Famous Banksy painted in 2010 is finally scheduled to leave SF for good.
By - posted 8/30/2015 No Comment

836M Gallery brought Banksy’s “Haight Street Rat” back to the city of its origins after it was almost lost due to anti-graffiti laws.

September 1, 2015 is your last chance to check out this legendary work up close and personal. (This final date had been extended from July 11, 2015, so you never know if they might extend it again.)

Photo Credit: Gabrielle Lurie va. S.F. Examiner

The owner of The Red Victorian, which had the mural on its wall painted during a 2010 SF spree by Banksy, was planning to paint over the Rat. But thanks to the group ‘Save the Banksy,’ “it was saved from the fate suffered by a number of other Banksys in the city that ended up being destroyed” and now makes it way back to San Francisco. > Read more at SF Weekly.

The Haight Street Rat weighs in at 420 pounds and will be mounted in the window of the gallery. It may be viewed from the street, which 836M sees as being a key aspect of the exhibit, since it allows the piece to be exhibited in its natural habitat, the street, yet afforded the protection it deserves.

Banksy’s “Haight Street Rat” Comes Home
January 21, 2015 through September 1, 2015
836M | 836 Montgomery St, San Francisco, CA
FREE to view from the street

Please note the gallery is closed until September 26th but you can view the Haight Street Rat from the street.

About the Work

The Haight Street Rat features a rat sporting a Che Guevara beret while he draws a red line with a marker pen and was originally on the side of The Red Victorian, a three-story bed and breakfast in San Francisco’s Haight District.

On the adjacent building, the following text appeared in red: “THIS IS WHERE I DRAW THE LINE.” Allegedly, this alluded to a neighborhood clothing store with a reputation for taking street artists’ works and printing them on T-shirts and other apparel for sale without giving artists credit or sharing revenue.

The mural was saved when the building was repainted.

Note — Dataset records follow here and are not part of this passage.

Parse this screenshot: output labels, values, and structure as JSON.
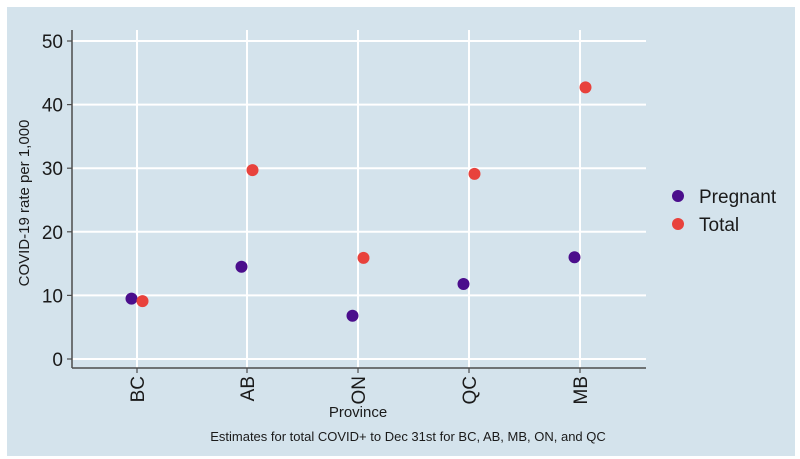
{
  "chart_data": {
    "type": "scatter",
    "title": "",
    "xlabel": "Province",
    "ylabel": "COVID-19 rate per 1,000",
    "caption": "Estimates for total COVID+ to Dec 31st for BC, AB, MB, ON, and QC",
    "categories": [
      "BC",
      "AB",
      "ON",
      "QC",
      "MB"
    ],
    "ylim": [
      0,
      50
    ],
    "yticks": [
      0,
      10,
      20,
      30,
      40,
      50
    ],
    "grid": true,
    "legend_position": "right",
    "series": [
      {
        "name": "Pregnant",
        "color": "#4b0e8c",
        "values": [
          9.5,
          14.5,
          6.8,
          11.8,
          16.0
        ]
      },
      {
        "name": "Total",
        "color": "#e8423c",
        "values": [
          9.1,
          29.7,
          15.9,
          29.1,
          42.7
        ]
      }
    ]
  },
  "colors": {
    "background": "#d4e3ec",
    "grid": "#ffffff",
    "axis": "#4d4d4d"
  }
}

“I think Banksy is the Andy Warhol of our time,” say Brian Greif, who helped bring the work back to SF. “But unlike Warhol, whose work was often unabashedly commercial and is housed in private collections and museums all over the world, Banksy’s work needs to be preserved for the public. My goal is to exhibit the Haight Street Rat in a manner that generates discussion about the importance of Street Art.”

Photo credit: Warholian

Photo credit: Greg Goodman | Flickr

836M is a non-commercial gallery space in San Francisco dedicated to the notion that thought provoking ideas can entertain, energize and inspire. 

Over the course of the six-month Banksy exhibition, 836M—which operates under the auspices of Next World Group, an international investment firm, along with its philanthropic arms, Amplifiers and Erol—will stage a series of talks and events in the gallery aimed at discussing Banksy and Street Art, with the first scheduled for February, followed by others in March and May.